CASO DO PASSAPORTE – A PF quer saber se Machado atuou para facilitar uma possível saída de Cid do país. Ao Globo, o ex-ministro admitiu ter procurado o Consulado de Portugal em Recife, em maio deste ano, por telefone, mas alegou que sua intenção era tratar de uma questão familiar.
A medida foi interpretada pela PF como uma possível tentativa de atrapalhar o andamento da ação penal da trama golpista, já que Cid é um dos réus. A Procuradoria-Geral da República (PGR) concordou com a investigação sobre o caso.
A PF reuniu indícios de que Gilson procurou o consulado em Recife, onde mora, para conseguir o passaporte de Cid, mas não teve sucesso. Há a suspeita, contudo, de que ele poderia procurar outras embaixadas ou consulados com o mesmo objetivo, para que o tenente-coronel deixe o país.
HOUVE PRECEDENTE – A PF também ressaltou que em janeiro de 2023, antes de ser preso pela primeira vez, procurou um serviço de assessoria para a obtenção da cidadania portuguesa.
Procurado na quarta-feira, Machado negou que tenha procurado o consulado em busca de um benefício para Cid.

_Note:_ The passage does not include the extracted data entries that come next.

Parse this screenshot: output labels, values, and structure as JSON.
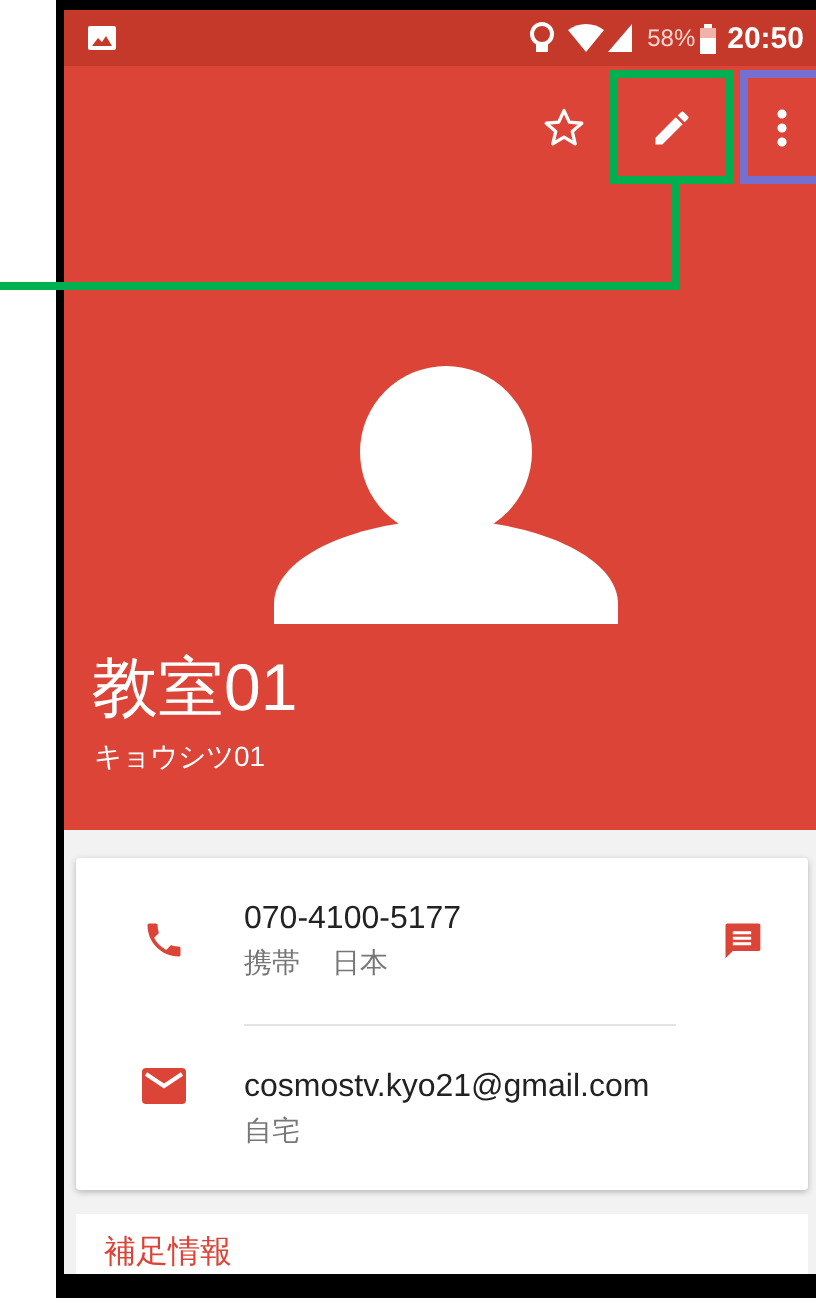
{
  "status_bar": {
    "battery": "58%",
    "time": "20:50"
  },
  "actions": [
    {
      "kind": "star"
    },
    {
      "kind": "edit",
      "color": "#00b050",
      "callout": true
    },
    {
      "kind": "more",
      "color": "#7470cf"
    }
  ],
  "contact": {
    "name": "教室01",
    "reading": "キョウシツ01"
  },
  "details": [
    {
      "kind": "phone",
      "value": "070-4100-5177",
      "labels": [
        "携帯",
        "日本"
      ],
      "message_button": true
    },
    {
      "kind": "email",
      "value": "cosmostv.kyo21@gmail.com",
      "labels": [
        "自宅"
      ]
    }
  ],
  "sections": [
    {
      "title": "補足情報"
    }
  ]
}
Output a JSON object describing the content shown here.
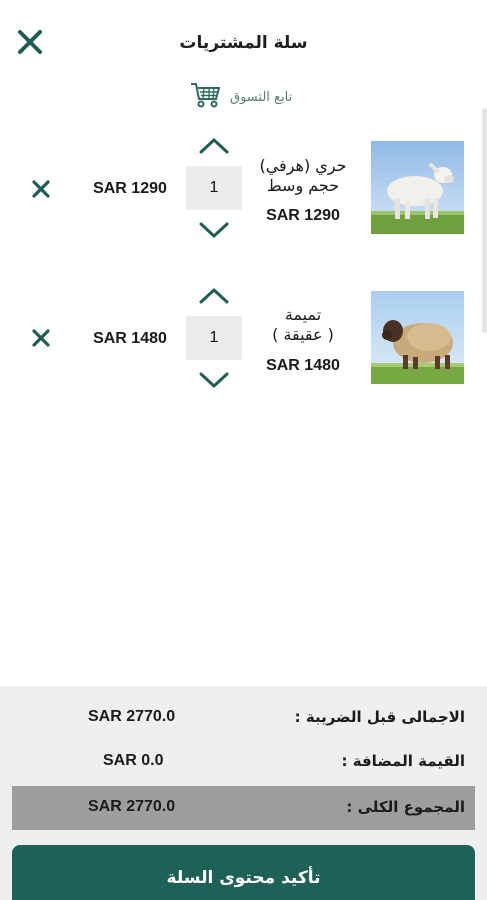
{
  "header": {
    "title": "سلة المشتريات",
    "close_icon": "close-icon",
    "continue_label": "تابع التسوق",
    "cart_icon": "shopping-cart-icon"
  },
  "items": [
    {
      "name_line1": "حري (هرفي)",
      "name_line2": "حجم وسط",
      "price": "SAR 1290",
      "quantity": "1",
      "line_total": "SAR 1290",
      "image": "white-sheep-photo"
    },
    {
      "name_line1": "تميمة",
      "name_line2": "( عقيقة )",
      "price": "SAR 1480",
      "quantity": "1",
      "line_total": "SAR 1480",
      "image": "brown-sheep-photo"
    }
  ],
  "summary": {
    "subtotal_label": "الاجمالى قبل الضريبة :",
    "subtotal_value": "SAR 2770.0",
    "vat_label": "القيمة المضافة :",
    "vat_value": "SAR 0.0",
    "total_label": "المجموع الكلى :",
    "total_value": "SAR 2770.0"
  },
  "confirm_label": "تأكيد محتوى السلة",
  "colors": {
    "accent": "#1e6157",
    "icon_green": "#1f5d54",
    "summary_bg": "#efefef",
    "total_bg": "#9e9e9e"
  }
}
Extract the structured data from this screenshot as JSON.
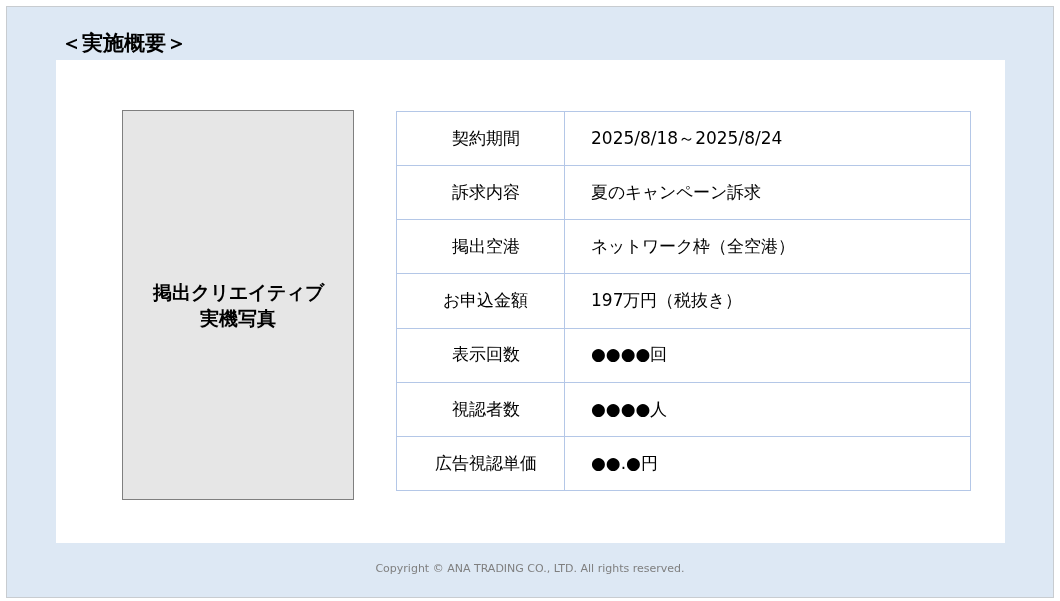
{
  "heading": "＜実施概要＞",
  "picture_placeholder": {
    "lines": [
      "掲出クリエイティブ",
      "実機写真"
    ]
  },
  "table": {
    "rows": [
      {
        "label": "契約期間",
        "value": "2025/8/18～2025/8/24"
      },
      {
        "label": "訴求内容",
        "value": "夏のキャンペーン訴求"
      },
      {
        "label": "掲出空港",
        "value": "ネットワーク枠（全空港）"
      },
      {
        "label": "お申込金額",
        "value": "197万円（税抜き）"
      },
      {
        "label": "表示回数",
        "value": "●●●●回"
      },
      {
        "label": "視認者数",
        "value": "●●●●人"
      },
      {
        "label": "広告視認単価",
        "value": "●●.●円"
      }
    ]
  },
  "footer": "Copyright © ANA TRADING CO., LTD. All rights reserved."
}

— Estou surpreso. Nunca fui atrás de nada a respeito de Mauro Cid. Tratei do passaporte para o meu pai — afirmou o ex-ministro
A PGR afirma que a atitude pode configurar obstrução de investigação da trama golpista e de outras apurações em curso, além de favorecimento pessoal. A PGR considera, no entanto, que é necessário aprofundar a apuração.
OBSTRUÇÃO – De acordo com a Procuradoria, as informações reunidas pela PF apontam “elementos sugestivos” de uma ação de Machado para “obstruir a instrução da Ação Penal n. 2.688/DF e das demais investigações que seguem em curso, possivelmente para viabilizar a evasão do país do réu MAURO CESAR BARBOSA CID, com o objetivo de se furtar à aplicação da lei penal, tendo em vista a proximidade do encerramento da instrução processual.”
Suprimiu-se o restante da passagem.